“Segenggam ketenangan lebih baik daripada dua genggam jerih payah dan usaha menjaring angin.”
Pengkhotbah 4:6
Ombak besar sering kita lihat menghantam bibir pantai. Suaranya menggelegar, gerakannya menggetarkan, dan kekuatannya mampu menarik perhatian siapa saja. Namun, semakin jauh kita berlayar ke tengah lautan, kita akan menemukan sesuatu yang berbeda. Air tampak lebih tenang, lebih damai, dan lebih stabil.
Mengapa demikian?
Karena ketenangan sering kali menjadi tanda kedalaman.
Laut yang dalam tidak mudah berguncang oleh angin yang lewat. Demikian pula kehidupan manusia. Semakin dewasa seseorang, semakin ia belajar untuk tidak bereaksi berlebihan terhadap setiap persoalan yang datang.
Sebaliknya, banyak orang mudah tersulut oleh masalah-masalah kecil. Emosi mereka meledak hanya karena perkataan yang menyinggung, perlakuan yang tidak menyenangkan, atau keadaan yang tidak sesuai harapan. Bahkan tidak sedikit yang memilih membalas dendam demi memuaskan perasaan yang terluka.
Firman Tuhan mengingatkan:
“Tetapi orang-orang fasik adalah seperti laut yang berombak-ombak sebab tidak dapat tetap tenang, dan arusnya menimbulkan sampah dan lumpur.”
Yesaya 57:20
Karena itu, belajarlah menjadi seperti air yang tenang.
Miliki kesabaran yang dalam seperti samudera. Saat orang lain memancing emosi kita, jangan terburu-buru bereaksi. Saat persoalan datang bertubi-tubi, jangan biarkan hati kita dikuasai kemarahan atau kepanikan.
Air memiliki kemampuan untuk memadamkan api. Begitu pula ketenangan memiliki kuasa untuk meredakan amarah, menyelesaikan konflik, dan membuka jalan keluar yang tidak terlihat oleh mereka yang sedang dikuasai emosi.
Orang yang tenang bukan berarti lemah.
Orang yang tenang bukan berarti menyerah.

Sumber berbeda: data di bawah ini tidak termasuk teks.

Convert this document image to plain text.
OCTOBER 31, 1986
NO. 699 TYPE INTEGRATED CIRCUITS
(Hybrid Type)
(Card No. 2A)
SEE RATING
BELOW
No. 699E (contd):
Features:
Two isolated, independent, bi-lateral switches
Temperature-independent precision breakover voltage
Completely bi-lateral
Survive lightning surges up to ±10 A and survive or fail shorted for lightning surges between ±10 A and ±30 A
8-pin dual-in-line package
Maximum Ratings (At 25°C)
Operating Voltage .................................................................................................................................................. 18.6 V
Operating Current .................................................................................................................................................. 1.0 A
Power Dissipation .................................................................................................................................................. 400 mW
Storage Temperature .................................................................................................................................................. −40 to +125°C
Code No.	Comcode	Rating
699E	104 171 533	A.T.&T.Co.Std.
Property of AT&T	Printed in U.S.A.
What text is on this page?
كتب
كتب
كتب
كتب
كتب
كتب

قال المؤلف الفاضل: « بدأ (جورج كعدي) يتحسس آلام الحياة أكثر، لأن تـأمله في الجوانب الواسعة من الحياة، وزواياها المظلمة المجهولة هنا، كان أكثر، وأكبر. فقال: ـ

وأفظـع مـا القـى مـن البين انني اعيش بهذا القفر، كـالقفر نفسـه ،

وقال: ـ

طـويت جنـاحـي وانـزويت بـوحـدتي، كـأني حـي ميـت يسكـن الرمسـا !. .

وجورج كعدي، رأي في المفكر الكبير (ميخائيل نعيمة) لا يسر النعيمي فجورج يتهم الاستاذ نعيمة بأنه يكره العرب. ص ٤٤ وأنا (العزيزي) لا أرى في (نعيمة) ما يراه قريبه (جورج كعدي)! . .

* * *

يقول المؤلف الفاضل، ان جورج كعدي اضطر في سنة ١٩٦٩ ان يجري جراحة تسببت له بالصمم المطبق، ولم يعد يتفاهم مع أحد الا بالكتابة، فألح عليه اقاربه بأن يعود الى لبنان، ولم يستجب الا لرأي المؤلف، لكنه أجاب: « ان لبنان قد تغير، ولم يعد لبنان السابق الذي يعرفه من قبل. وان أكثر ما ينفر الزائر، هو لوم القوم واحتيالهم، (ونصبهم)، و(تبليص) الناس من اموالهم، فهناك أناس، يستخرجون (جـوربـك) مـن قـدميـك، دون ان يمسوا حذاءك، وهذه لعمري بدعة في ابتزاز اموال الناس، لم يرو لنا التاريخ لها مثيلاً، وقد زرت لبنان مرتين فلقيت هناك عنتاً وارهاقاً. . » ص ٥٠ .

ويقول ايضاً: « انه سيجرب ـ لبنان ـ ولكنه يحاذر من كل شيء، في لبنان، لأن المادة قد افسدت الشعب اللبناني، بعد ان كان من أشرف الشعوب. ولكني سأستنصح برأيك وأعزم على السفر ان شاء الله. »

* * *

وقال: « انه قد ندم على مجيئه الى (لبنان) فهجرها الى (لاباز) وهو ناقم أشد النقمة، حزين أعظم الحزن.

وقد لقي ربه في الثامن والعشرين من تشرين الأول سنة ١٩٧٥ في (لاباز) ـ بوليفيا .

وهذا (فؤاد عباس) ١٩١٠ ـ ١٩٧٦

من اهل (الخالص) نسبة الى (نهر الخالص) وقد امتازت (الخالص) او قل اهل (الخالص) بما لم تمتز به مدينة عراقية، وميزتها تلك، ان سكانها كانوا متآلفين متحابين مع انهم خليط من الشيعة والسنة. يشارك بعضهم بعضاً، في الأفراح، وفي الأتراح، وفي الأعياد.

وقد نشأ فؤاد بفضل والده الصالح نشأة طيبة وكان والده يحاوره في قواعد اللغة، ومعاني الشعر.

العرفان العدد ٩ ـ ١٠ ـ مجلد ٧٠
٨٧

Sebaliknya, ketenangan adalah bukti kekuatan batin yang mampu mengendalikan diri di tengah tekanan. Orang yang tenang tetap berpikir jernih ketika orang lain panik. Ia tetap berharap ketika orang lain putus asa. Ia tetap percaya bahwa Tuhan sedang bekerja, bahkan ketika keadaan belum berubah.
Tuhan menciptakan kita dengan kemampuan untuk mengasihi, mengampuni, dan bersabar. Karena itu jangan biarkan amarah menguasai hati kita lebih lama daripada kasih Tuhan yang tinggal di dalam kita.
Belajarlah untuk selalu bersyukur dalam segala keadaan.
Orang yang kuat bukanlah mereka yang mampu mengalahkan banyak orang, melainkan mereka yang mampu mengalahkan dirinya sendiri.
Orang yang hebat adalah orang yang mampu:
• Mengendalikan diri saat dikuasai amarah.
• Tetap tenang saat dipermalukan.
• Tetap tersenyum saat diremehkan.
• Tetap bersabar saat menghadapi pencobaan.
• Tetap bersyukur atas segala kekurangan yang dimilikinya.
Bukankah di dalam ketenangan ada kedamaian?
Dan di dalam kedamaian, kita dapat merasakan kehadiran Tuhan yang menghibur, menguatkan, dan menuntun setiap langkah kehidupan kita.
“TUHAN menghadapkan wajah-Nya kepadamu dan memberi engkau damai sejahtera.”
Bilangan 6:26
Selamat menikmati akhir pekan dalam perkenan-Nya. STAY IN GOD. Jaga kesehatan, tetap semangat dan antusias. Kiranya Tuhan Yesus melimpahkan rahmat-Nya sehingga terobosan ilahi, jalan keluar ilahi, penyelesaian ilahi, dan pelipatgandaan ilahi dinyatakan dalam seluruh area kehidupan kita.